Burdwan, Aug. 11: The irrigation department today decided to stop releasing farm water through Durgapur barrage following a message that the Damodar Valley Corporation will stop supply from its Maithon and Panchet reservoirs.
The decision may spell disaster for farmers in Burdwan, Bankura and Hooghly, where about 45 per cent of the transplantation of aman paddy is yet to be completed because of deficient rain in July across south Bengal.
Officials said the levels of the twin reservoirs have drastically gone down over the past few days because of scanty rain in Jharkhand.
“The first phase of water release from the Maithon and Panchet reservoirs is being ended tomorrow. The water release started from July 20. After about a fortnight, the situation will be reviewed again and release of water will begin in the second phase. We need good rain in the meantime to increase the level of the Damodar and the Barakar rivers,” irrigation minister Ganesh Mondal said in Calcutta.
Durgapur barrage released about 11,000 acre-feet on Tuesday following a discharge from Maithon and Panchet.
“From tomorrow, we will stop releasing water for irrigation. We were forced to take this decision following a fax message from the Central Water Commission office in Maithon today.
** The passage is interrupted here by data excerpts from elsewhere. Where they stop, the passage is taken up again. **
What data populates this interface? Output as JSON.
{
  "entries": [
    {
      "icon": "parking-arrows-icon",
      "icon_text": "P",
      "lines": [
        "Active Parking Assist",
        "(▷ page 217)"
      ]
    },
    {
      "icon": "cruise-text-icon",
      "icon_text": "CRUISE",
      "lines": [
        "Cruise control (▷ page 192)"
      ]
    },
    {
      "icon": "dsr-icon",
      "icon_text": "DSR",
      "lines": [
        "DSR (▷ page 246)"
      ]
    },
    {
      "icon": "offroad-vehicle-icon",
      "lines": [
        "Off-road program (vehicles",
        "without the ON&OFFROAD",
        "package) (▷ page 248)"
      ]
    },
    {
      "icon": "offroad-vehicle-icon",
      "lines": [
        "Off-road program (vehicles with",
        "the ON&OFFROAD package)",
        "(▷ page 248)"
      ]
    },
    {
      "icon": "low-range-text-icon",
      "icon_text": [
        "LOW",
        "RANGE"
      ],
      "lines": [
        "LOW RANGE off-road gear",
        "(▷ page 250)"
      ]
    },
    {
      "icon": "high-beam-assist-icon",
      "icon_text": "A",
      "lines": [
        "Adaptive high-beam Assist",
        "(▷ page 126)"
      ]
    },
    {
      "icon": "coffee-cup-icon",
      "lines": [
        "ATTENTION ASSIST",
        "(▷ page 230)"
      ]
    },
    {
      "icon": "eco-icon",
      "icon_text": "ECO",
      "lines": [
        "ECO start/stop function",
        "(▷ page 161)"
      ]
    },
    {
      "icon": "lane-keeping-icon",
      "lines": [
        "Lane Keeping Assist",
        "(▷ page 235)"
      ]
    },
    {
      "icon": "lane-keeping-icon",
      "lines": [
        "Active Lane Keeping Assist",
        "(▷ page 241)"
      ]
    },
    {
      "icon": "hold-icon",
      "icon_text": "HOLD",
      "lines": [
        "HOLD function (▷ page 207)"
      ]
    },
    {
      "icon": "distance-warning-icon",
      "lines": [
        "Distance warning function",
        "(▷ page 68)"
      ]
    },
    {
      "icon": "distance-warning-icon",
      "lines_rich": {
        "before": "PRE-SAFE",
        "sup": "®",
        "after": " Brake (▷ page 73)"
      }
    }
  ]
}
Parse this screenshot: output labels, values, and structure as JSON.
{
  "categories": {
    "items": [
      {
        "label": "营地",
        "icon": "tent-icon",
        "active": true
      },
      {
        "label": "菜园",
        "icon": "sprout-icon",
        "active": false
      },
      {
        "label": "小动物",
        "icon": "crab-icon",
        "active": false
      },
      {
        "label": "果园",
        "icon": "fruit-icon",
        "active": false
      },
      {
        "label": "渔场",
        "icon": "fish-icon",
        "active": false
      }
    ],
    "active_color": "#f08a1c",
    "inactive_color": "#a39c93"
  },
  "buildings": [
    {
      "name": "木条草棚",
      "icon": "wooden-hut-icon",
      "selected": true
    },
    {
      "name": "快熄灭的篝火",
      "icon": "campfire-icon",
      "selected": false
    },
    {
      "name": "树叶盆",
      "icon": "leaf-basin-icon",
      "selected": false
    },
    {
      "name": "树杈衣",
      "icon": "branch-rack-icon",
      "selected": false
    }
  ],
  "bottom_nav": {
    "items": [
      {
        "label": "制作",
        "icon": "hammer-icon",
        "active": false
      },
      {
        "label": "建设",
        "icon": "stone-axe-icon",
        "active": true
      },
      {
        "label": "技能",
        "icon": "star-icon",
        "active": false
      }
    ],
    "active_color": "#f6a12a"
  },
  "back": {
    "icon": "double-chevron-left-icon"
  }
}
We can only release water if the situation improves and heavy rain pushes up the levels of the Damodar and the Barakar,” said Manas Kumar Bharati, the executive engineer in charge of the Durgapur barrage.
At Maithon, the water level stood at 454.16 feet today, only about 3 feet above the minimum level required.
At Panchet, the water was 395.9 feet, about 5 feet above the minimum.
Officials said there is about 105,800 acre-feet of water at Maithon and Panchet at the moment. “But it is not possible to release this water for irrigation. It is for drinking and to feed industries and power plants,” an official said.
Bharati said the irrigation department has requested the water commission to release at least 3,000 acre-feet daily to keep the beds of the irrigation canals wet and maintain the minimum required level.
“We are totally dependent on water from Durgapur for our aman transplantation. Minus it, we won’t finish,” said Arun Ghosh, a farmer cultivating aman paddy over 10 bighas at Alishah in Burdwan.